High school is an especially important stage of life. In an environment full of human interaction, many students become more self-aware and compare themselves to others. Ann Haugen , E.D. Counselor, said that students gradually learn to be independent from their parents and think for themselves. While trying to define their identity, insecure people can place too much significance on how other’s perceive them.

“The truth is people do not think about you as much as you think they do, because they also worry about how others judge them as well. Do not be afraid of the judgment,” Haugen said.

According to Haugen, the biggest consequence of self-doubt is losing the incentive – and ability – to change. Individuals may want to live in the same place, work at the same location and keep the same friends because they are afraid of the unknown.

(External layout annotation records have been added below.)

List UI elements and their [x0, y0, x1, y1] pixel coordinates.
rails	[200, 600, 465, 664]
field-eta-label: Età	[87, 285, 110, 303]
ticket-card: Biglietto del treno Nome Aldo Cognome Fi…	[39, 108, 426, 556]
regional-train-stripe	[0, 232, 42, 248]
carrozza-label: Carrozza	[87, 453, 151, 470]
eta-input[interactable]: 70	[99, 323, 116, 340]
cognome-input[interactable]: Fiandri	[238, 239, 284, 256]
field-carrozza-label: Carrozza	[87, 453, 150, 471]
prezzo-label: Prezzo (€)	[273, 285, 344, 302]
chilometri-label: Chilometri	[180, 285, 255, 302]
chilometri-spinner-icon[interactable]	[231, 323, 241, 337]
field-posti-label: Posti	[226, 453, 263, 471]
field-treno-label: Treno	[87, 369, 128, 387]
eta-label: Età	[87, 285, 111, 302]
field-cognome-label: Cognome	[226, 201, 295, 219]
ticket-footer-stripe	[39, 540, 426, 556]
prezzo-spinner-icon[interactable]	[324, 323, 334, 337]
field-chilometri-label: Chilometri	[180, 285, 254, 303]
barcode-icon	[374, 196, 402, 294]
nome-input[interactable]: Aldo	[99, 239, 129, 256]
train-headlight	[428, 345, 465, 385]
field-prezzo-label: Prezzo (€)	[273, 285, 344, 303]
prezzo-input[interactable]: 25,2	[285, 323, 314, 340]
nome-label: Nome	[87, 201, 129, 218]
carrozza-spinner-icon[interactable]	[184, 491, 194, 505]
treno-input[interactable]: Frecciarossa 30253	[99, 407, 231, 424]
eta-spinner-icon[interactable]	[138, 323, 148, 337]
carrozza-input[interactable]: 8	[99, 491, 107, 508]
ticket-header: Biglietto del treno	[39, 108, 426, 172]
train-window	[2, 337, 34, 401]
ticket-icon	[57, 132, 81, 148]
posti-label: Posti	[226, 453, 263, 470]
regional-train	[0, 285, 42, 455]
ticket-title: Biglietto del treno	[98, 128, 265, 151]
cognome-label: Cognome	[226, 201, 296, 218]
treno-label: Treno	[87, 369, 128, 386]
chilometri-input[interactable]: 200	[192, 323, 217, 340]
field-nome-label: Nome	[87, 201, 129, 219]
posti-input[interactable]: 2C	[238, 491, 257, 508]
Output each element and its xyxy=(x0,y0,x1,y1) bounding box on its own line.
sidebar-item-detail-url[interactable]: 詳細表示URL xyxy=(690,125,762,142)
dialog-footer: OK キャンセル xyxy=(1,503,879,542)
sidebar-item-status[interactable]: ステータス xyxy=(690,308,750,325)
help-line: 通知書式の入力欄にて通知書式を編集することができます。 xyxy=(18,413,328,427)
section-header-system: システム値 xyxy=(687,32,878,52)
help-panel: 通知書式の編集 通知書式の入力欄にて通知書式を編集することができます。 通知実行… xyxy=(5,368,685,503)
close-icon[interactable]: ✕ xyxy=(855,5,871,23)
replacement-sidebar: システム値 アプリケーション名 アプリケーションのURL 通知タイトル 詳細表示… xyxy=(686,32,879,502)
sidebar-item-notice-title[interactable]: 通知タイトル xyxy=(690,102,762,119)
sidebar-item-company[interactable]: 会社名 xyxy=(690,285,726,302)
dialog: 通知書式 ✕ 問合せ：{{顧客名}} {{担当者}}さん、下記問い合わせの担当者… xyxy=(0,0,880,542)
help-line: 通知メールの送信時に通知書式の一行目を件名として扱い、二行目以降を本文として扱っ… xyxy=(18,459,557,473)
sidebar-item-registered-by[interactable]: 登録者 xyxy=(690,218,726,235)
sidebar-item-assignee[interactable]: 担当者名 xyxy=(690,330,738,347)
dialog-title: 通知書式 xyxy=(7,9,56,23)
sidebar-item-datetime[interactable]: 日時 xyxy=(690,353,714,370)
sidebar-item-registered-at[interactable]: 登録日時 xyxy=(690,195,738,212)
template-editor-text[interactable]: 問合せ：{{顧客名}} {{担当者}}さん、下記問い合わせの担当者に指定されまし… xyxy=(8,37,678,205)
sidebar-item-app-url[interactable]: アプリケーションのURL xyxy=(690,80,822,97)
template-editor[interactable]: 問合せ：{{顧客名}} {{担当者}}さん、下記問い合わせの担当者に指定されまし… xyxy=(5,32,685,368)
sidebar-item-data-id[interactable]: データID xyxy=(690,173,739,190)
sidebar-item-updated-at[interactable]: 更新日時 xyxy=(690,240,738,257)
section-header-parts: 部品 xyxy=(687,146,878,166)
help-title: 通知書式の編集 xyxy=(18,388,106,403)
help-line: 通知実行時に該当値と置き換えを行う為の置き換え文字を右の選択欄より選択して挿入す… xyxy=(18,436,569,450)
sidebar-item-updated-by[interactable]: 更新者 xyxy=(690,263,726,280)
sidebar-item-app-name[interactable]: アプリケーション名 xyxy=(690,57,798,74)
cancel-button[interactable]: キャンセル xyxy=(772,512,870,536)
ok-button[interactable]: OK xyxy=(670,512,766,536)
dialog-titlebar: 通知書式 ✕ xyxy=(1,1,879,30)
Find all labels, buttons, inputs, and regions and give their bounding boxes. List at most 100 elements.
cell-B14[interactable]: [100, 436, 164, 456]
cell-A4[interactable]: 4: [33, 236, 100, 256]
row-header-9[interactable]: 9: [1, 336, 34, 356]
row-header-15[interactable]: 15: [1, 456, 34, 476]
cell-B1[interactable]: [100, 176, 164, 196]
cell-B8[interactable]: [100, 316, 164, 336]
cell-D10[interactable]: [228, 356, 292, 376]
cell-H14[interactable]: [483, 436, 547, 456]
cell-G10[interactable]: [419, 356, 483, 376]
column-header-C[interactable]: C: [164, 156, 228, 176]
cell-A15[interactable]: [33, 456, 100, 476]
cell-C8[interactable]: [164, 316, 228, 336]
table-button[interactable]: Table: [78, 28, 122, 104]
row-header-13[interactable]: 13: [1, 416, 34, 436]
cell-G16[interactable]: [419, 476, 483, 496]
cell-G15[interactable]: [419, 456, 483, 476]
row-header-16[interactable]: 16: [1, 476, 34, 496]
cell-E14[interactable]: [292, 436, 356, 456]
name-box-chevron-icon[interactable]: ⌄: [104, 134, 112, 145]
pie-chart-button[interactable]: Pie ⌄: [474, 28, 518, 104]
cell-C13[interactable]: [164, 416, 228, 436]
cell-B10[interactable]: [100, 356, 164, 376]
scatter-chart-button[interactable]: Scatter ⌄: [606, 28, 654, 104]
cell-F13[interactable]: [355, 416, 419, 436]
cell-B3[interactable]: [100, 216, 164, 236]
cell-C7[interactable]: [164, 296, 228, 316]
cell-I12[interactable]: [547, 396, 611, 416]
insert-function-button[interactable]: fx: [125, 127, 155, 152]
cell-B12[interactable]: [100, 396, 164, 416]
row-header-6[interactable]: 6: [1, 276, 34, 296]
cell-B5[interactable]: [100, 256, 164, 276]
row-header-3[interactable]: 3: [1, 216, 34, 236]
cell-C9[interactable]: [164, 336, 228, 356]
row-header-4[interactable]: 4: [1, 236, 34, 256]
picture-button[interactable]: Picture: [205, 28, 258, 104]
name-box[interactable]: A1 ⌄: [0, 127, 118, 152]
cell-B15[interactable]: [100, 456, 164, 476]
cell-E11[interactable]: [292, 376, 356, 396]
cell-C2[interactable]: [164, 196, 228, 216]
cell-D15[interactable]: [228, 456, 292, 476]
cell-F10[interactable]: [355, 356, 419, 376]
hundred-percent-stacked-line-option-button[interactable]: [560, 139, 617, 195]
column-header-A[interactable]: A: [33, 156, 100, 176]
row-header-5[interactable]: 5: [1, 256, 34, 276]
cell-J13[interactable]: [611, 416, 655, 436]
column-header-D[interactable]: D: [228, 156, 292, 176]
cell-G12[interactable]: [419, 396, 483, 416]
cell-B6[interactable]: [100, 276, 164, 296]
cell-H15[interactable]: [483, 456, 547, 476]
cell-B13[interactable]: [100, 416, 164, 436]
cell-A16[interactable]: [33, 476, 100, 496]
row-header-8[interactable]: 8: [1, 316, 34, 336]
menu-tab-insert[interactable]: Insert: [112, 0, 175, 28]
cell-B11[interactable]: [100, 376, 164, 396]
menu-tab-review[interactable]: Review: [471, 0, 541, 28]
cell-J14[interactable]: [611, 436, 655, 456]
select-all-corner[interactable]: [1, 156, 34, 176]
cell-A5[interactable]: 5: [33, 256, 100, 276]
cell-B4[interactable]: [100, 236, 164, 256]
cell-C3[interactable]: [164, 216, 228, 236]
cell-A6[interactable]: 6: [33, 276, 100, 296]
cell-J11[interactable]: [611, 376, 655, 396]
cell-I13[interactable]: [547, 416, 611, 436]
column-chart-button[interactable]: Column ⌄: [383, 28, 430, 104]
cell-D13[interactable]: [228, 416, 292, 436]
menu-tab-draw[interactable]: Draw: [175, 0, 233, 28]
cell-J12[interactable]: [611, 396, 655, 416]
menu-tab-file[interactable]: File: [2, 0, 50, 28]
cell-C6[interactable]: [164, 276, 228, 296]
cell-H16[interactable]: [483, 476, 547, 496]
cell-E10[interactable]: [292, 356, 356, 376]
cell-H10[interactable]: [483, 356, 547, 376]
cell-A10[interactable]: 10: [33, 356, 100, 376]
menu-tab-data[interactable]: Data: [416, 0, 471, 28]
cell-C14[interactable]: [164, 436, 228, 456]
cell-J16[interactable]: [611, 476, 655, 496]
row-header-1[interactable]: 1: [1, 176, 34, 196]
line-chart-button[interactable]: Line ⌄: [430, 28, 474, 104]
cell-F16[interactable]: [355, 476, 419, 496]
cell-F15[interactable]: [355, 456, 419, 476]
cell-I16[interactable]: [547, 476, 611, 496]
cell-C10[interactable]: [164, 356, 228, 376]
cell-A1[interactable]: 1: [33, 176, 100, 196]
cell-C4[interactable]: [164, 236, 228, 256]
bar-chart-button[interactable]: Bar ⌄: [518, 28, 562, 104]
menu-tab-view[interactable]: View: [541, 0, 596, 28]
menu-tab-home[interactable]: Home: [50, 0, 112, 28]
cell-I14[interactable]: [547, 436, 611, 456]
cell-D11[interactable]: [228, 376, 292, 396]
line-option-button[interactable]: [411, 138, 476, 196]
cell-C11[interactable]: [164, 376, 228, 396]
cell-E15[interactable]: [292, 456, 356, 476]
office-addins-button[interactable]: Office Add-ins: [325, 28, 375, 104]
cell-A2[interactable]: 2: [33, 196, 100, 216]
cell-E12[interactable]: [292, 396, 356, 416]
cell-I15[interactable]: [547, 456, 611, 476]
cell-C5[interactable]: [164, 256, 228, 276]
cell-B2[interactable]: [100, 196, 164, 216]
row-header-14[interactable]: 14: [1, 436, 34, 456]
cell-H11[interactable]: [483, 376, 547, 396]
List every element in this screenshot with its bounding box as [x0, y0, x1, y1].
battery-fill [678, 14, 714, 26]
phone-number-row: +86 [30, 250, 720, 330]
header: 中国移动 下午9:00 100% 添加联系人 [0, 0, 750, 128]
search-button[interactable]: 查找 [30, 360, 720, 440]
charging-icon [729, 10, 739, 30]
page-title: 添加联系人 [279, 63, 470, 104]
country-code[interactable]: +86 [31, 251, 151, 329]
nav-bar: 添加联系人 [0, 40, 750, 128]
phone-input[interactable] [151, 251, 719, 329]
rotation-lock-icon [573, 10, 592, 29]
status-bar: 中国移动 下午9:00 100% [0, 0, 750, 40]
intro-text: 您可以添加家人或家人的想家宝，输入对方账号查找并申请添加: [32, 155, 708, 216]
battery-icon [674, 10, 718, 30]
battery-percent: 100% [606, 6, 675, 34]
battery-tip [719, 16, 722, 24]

Familiarity becomes comfortable and safe, yet limits them to a risk-free, static life. To live life to the fullest, one needs confidence to try new options. There is a difference between being careful and being afraid. It is important to determine which of the two traits is in effect.

“Everyone has self doubt. Self-doubt is one of the things that unites us as humans. It’s important to be grateful and appreciate who you are. Think about all that you do have, rather than what you do not have. Sometimes, the amount of love we have for ourselves is the only real antidote to dealing with our self-doubt,” Haugen said.